I’ve played lots of games and lots of games that aren’t traditional games. Papers, Please is up there as one of the oddest I’ve played. Based in a fictional eastern European Soviet State you take the role of a border control immigration officer, working within the system to allow or refuse entry to the people wanting to enter.
I’d heard about Papers, Please when it was released in 2013 on PC although I never played it at the time. I remember critical acclaim being lavished upon it and certain reviews expressing how it transcended videogames to become almost art. I also remember there being a little bit of backlash to it with some people moaning about the lack of traditional gameplay elements. Four years down the line, and on a new platform, is it time to re-assess Papers, Please.

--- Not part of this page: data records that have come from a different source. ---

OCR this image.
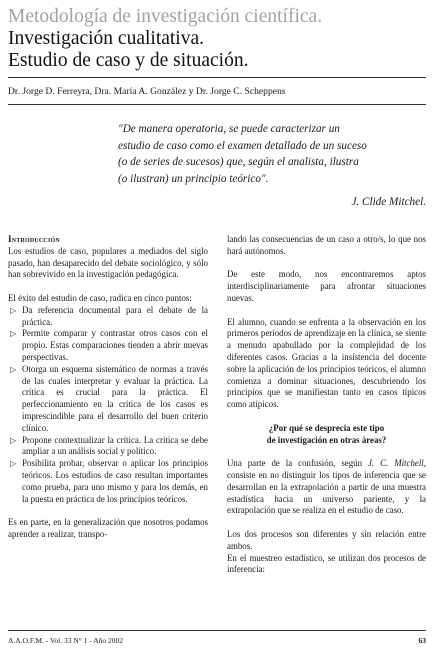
Metodología de investigación científica.
Investigación cualitativa.
Estudio de caso y de situación.
Dr. Jorge D. Ferreyra, Dra. María A. González y Dr. Jorge C. Scheppens
"De manera operatoria, se puede caracterizar un
estudio de caso como el examen detallado de un suceso
(o de series de sucesos) que, según el analista, ilustra
(o ilustran) un principio teórico".
J. Clide Mitchel.
Introducción

Los estudios de caso, populares a mediados del siglo pasado, han desaparecido del debate sociológico, y sólo han sobrevivido en la investigación pedagógica.

El éxito del estudio de caso, radica en cinco puntos:

▷ Da referencia documental para el debate de la práctica.
▷ Permite comparar y contrastar otros casos con el propio. Estas comparaciones tienden a abrir nuevas perspectivas.
▷ Otorga un esquema sistemático de normas a través de las cuales interpretar y evaluar la práctica. La crítica es crucial para la práctica. El perfeccionamiento en la crítica de los casos es imprescindible para el desarrollo del buen criterio clínico.
▷ Propone contextualizar la crítica. La crítica se debe ampliar a un análisis social y político.
▷ Posibilita probar, observar o aplicar los principios teóricos. Los estudios de caso resultan importantes como prueba, para uno mismo y para los demás, en la puesta en práctica de los principios teóricos.

Es en parte, en la generalización que nosotros podamos aprender a realizar, transpo-

lando las consecuencias de un caso a otro/s, lo que nos hará autónomos.

De este modo, nos encontraremos aptos interdisciplinariamente para afrontar situaciones nuevas.

El alumno, cuando se enfrenta a la observación en los primeros períodos de aprendizaje en la clínica, se siente a menudo apabullado por la complejidad de los diferentes casos. Gracias a la insistencia del docente sobre la aplicación de los principios teóricos, el alumno comienza a dominar situaciones, descubriendo los principios que se manifiestan tanto en casos típicos como atípicos.

¿Por qué se desprecia este tipo
de investigación en otras áreas?

Una parte de la confusión, según J. C. Mitchell, consiste en no distinguir los tipos de inferencia que se desarrollan en la extrapolación a partir de una muestra estadística hacia un universo pariente, y la extrapolación que se realiza en el estudio de caso.

Los dos procesos son diferentes y sin relación entre ambos.

En el muestreo estadístico, se utilizan dos procesos de inferencia:

A.A.O.F.M. - Vol. 33 N° 1 - Año 2002	63
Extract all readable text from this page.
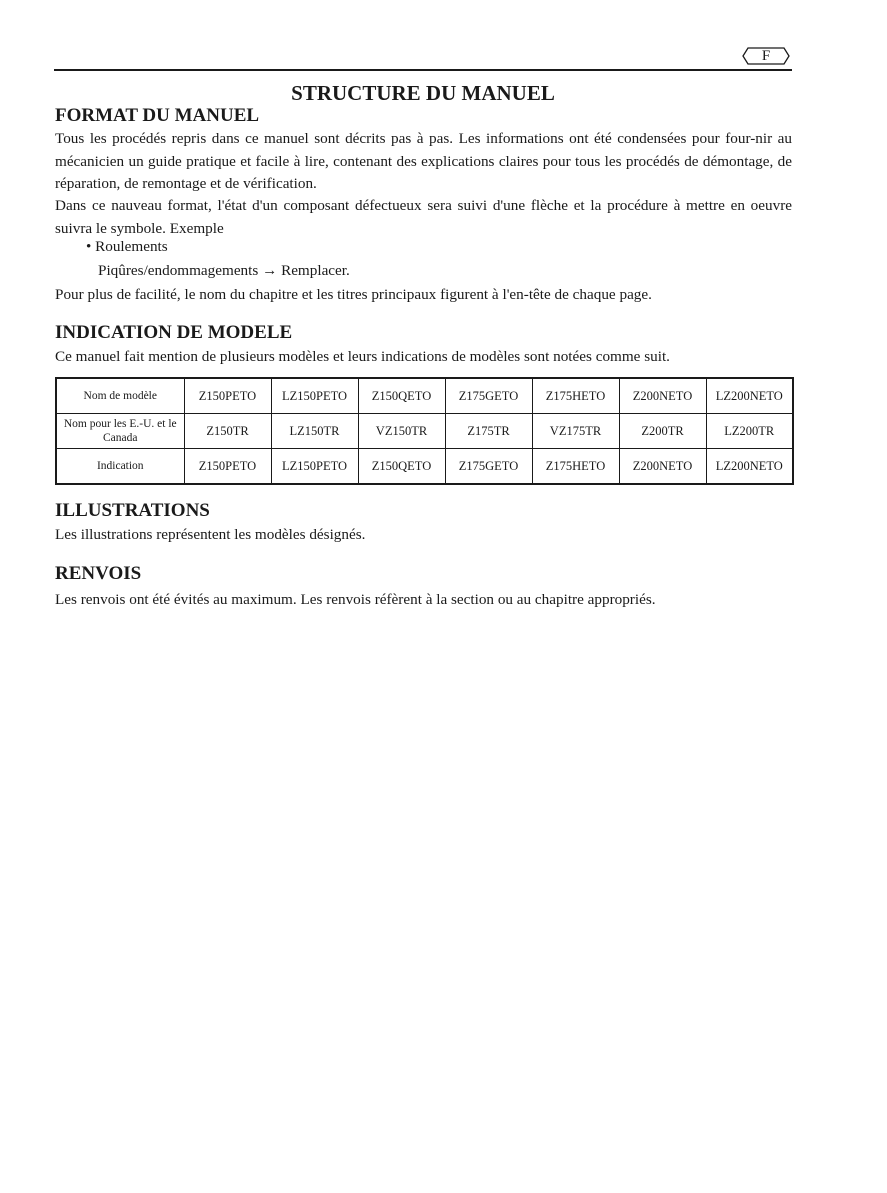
F
STRUCTURE DU MANUEL
FORMAT DU MANUEL

Tous les procédés repris dans ce manuel sont décrits pas à pas. Les informations ont été condensées pour four-nir au mécanicien un guide pratique et facile à lire, contenant des explications claires pour tous les procédés de démontage, de réparation, de remontage et de vérification.

Dans ce nauveau format, l'état d'un composant défectueux sera suivi d'une flèche et la procédure à mettre en oeuvre suivra le symbole. Exemple

• Roulements

Piqûres/endommagements → Remplacer.

Pour plus de facilité, le nom du chapitre et les titres principaux figurent à l'en-tête de chaque page.

INDICATION DE MODELE

Ce manuel fait mention de plusieurs modèles et leurs indications de modèles sont notées comme suit.

Nom de modèle	Z150PETO	LZ150PETO	Z150QETO	Z175GETO	Z175HETO	Z200NETO	LZ200NETO
Nom pour les E.-U. et le Canada	Z150TR	LZ150TR	VZ150TR	Z175TR	VZ175TR	Z200TR	LZ200TR
Indication	Z150PETO	LZ150PETO	Z150QETO	Z175GETO	Z175HETO	Z200NETO	LZ200NETO
ILLUSTRATIONS

Les illustrations représentent les modèles désignés.

RENVOIS

Les renvois ont été évités au maximum. Les renvois réfèrent à la section ou au chapitre appropriés.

From a purely gameplay point of view Papers, Please is repetitive, dull and complicated. As the border guard the play screen is mostly taken up by your desk and the various rulebooks and instructions you’ll need to check the legitimacy of the, would be, applicants. These characters walk up to your window and hand you their passport and any other supportive documentation and you use the Vita’s touchscreen to flip the docs down and check the information. Its slow, bureaucratic, work and basically involves you scouring the document for mistakes, flipping pages to cross check facts and then dragging your stamp out to accept or reject the applicant. It really is as dull as that sounds.
In vetting applicants I was playing the part of an employee and as such after each day ended I was awarded my pay. A simple results screen shows how much I earned, how much I was penalised for letting the wrong applicants in and how much my basic rent cost. After these deductions I may be left with some money to buy food, heating or medicine. Realistically though I was generally left with nothing as the wage I received was tiny and the rent kept increasing. To add tension to this you can also see the current status of your family as they all need looking after, fail to do so for successive days and they could die.
After playing this for half an hour or so, and going through the daily loop of a border guard a few times, I realised I was at a loss as to what to make of the game. It seemed to lack any kind of depth and seemed to be so far removed from what is expected of games now-a-days. The low reward factor and the high monetary cost for making an error made the game feel actively hostile to play.
Slowly the game sort of snuck up on me. It introduced some characters who had dilemmas I had to deal with, partners separated or a dire urgency to enter the country. I was also granted new powers such as full body scans with a camera that can see through clothes, or the ability to arrest applicants if I noticed a discrepancy on their paperwork. I was using these new abilities almost without thinking as I knew I had to do a good job to provide for my family.
It was at this point I though I understood the game. I”m not claiming to fully ‘get’ Papers, Please but it is clearly playing a long game of getting the player to blindly follow some pretty objectionable rules because they are being told to. It raises question of authority, abuse of power, responsibility and emotional disconnection which are all pretty weighty stuff for games to play with.
Was I enjoying this weighty game? I don’t know. As I’ve said above everything Papers, Please does seems to be actively frustrating. The graphics are simple and only show brief splashes of design brilliance. There is a total lack of any real musical score and as such the bulk of the game is played in near silence. There is also no sense of progression or reward. Exactly as I imagine working in a Soviet State must feel like. This isn’t really a game to sit down and relax to.
Papers, Please is equal parts art installation and game. What it lacks in traditional gameplay mechanics it makes up in subject matter and an ability to make the player think. For as weak as the gameplay is the artistic content is strong, but this just leaves a deeply divided experience. I find it hard to recommend this game unreservedly as there is too much here which just isn’t enjoyable to play, but there is undoubtedly an artistic worth here.
+ Some decent moral choices to be made.
+ Catches the feeling of working in a tedious office perfectly.
- Don't come here looking for deep gameplay.
- Isn't the kind of game to appeal to the mass market.
Interesting review. I’m a big fan of the game for almost all of the reasons you cited as negative. I played it on ipad ages back but am thinking of double dipping on Vita, and have been checking out reviews to see how good a port it is, and how well it handles being on the smaller screen. Sounds like you weren’t really in to it, but the port itself, did you find it OK to play? With regard to screen space etc? Thanks!